Velos Youth’s new project
In Greece, achieving legal majority is a particularly sensitive time for migrant youth as it means losing access to essential protection rights and services and a sudden cut of social and emotional support. When turning 18 years old, they are automatically considered prepared to cope with everyday practical and emotional challenges. This, combined with a lack of access to the labour market and/or vocational training as well as inadequate mental health support often leads to social exclusion.
Through the granted project, Velos Youth and partner organisations will further support migrant youth, ranging from 16 to 21 years old, by enabling a smoother transition to adulthood and to an autonomous life.

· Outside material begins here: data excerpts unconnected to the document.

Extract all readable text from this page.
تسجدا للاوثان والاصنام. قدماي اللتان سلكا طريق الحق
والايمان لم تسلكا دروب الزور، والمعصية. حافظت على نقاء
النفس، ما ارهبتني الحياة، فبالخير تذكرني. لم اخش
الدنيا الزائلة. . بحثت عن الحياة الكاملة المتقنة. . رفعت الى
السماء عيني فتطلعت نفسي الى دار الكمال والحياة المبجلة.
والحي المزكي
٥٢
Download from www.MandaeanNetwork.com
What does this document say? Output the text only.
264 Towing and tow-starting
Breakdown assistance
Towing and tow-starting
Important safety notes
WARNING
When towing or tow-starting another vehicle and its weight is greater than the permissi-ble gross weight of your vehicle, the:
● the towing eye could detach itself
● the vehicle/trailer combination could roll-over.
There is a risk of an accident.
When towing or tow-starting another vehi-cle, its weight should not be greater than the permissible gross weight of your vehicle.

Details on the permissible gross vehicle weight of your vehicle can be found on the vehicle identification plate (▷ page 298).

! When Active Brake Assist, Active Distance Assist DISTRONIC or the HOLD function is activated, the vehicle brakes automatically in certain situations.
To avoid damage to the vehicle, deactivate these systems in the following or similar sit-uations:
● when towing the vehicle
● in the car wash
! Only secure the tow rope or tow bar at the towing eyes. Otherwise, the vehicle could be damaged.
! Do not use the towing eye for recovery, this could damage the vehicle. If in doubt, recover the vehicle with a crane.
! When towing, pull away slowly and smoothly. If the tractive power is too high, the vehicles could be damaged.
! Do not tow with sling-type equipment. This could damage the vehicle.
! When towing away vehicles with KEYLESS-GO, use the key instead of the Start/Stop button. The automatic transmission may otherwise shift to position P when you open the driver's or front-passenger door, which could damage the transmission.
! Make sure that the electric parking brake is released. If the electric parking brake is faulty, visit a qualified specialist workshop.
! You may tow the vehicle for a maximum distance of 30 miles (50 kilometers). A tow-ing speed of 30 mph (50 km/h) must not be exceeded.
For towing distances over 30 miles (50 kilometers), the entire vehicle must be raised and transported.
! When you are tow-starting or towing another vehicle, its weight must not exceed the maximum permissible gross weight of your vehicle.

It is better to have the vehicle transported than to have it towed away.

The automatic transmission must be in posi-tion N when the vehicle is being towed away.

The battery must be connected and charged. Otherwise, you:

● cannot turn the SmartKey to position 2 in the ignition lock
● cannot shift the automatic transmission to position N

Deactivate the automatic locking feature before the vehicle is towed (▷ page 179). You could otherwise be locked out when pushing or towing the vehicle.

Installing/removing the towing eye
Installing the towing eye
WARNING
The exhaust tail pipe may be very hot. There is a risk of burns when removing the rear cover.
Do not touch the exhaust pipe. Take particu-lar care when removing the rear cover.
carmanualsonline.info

The organisations will test new approaches of access to housing and education and will replicate existing pilots that promote access to employment and psychological care, creating a support which is holistic and individualised. In parallel, the granted organisations will advocate to mitigate the challenges that migrant youth face in their transition to adulthood and to mainstream and replicate their holistic approach in order for more youth to reach autonomy and self-reliance in Greece.